Mobbing: chi deve provarlo?

Il mobbing è quel complesso di comportamenti posti in essere da un superiore o un pari grado nei confronti del lavoratore che si concretizza in reiterati abusi, idonei a configurare una forma di terrorismo psicologico e si caratterizza per l’intenzione di arrecare danni al lavoratore.

Secondo la prevalente giurisprudenza sono quattro gli elementi costitutivi della fattispecie:

-       una serie di comportamenti di carattere persecutorio posti in essere in modo sistematico e prolungato nel tempo, direttamente da parte del datore di lavoro o di un suo preposto o di altri dipendenti;

-         l’evento lesivo della salute psico-fisica del lavoratore;

-         il nesso eziologico tra tali condotte e il pregiudizio subito dalla vittima;

-         l’elemento soggettivo, cioè l’intento persecutorio dei vari comportamenti.

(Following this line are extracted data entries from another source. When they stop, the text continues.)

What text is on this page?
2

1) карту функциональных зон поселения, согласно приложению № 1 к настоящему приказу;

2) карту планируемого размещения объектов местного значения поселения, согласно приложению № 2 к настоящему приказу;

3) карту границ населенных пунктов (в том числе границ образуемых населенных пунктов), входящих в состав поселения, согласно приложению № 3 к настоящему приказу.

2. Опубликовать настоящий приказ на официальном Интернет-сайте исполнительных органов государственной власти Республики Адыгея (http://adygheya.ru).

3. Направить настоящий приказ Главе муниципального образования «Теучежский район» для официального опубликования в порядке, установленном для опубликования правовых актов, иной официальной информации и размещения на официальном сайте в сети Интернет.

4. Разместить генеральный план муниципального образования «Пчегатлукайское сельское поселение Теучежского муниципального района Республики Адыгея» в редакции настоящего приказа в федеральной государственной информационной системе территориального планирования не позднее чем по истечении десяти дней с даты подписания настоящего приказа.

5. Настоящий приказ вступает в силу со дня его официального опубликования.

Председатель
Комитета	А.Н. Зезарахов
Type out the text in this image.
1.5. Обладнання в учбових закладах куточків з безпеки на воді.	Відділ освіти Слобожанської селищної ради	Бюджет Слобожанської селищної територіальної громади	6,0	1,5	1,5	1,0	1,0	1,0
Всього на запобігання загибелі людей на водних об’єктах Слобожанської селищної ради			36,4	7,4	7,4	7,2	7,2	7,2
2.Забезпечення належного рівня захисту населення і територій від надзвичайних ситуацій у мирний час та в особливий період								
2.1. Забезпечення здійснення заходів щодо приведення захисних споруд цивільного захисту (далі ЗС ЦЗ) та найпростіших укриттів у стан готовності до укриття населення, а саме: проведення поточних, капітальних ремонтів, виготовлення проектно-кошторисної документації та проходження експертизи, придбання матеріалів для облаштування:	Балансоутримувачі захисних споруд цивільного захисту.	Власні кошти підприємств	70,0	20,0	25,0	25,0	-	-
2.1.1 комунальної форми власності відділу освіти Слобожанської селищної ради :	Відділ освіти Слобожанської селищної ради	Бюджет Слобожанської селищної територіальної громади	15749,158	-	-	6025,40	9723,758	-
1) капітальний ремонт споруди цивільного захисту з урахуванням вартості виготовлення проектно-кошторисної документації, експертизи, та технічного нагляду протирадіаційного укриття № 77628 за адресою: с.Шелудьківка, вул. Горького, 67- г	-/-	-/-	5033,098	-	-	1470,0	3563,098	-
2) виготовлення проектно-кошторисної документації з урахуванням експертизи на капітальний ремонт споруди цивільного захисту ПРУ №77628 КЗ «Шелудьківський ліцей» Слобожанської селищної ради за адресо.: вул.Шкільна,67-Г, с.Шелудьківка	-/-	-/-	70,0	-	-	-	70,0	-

Con l’ordinanza n. 12364/2020 la Cassazione torna a ribadire che l’onere di provare tutti gli elementi di fatto della condotta vessatoria lamentata e il nesso causale tra questa e la lesione all’integrità psico-fisica patita grava sul lavoratore.

Su tale principio, la Corte di Cassazione ha respinto il ricorso di una dipendente che chiedeva di essere risarcita dai suoi superiori per danno da mobbing. Per la Cassazione le risultanze di causa sono state puntualmente analizzate e hanno rivelato una situazione conflittuale tra la ricorrente e il sottotenente, ma non così grave da ricondurre le condotte del collega a un intento persecutorio. Dalle prove è emerso inoltre che il superiore ha agito nell'ambito dei suoi poteri, che in diverse occasioni ha agito anche nei confronti di altri agenti e che le violazioni degli ordini di servizio contestati alla ricorrente erano tutt'altro che pretestuose perché i ritardi, anche se poi giustificati, erano reali.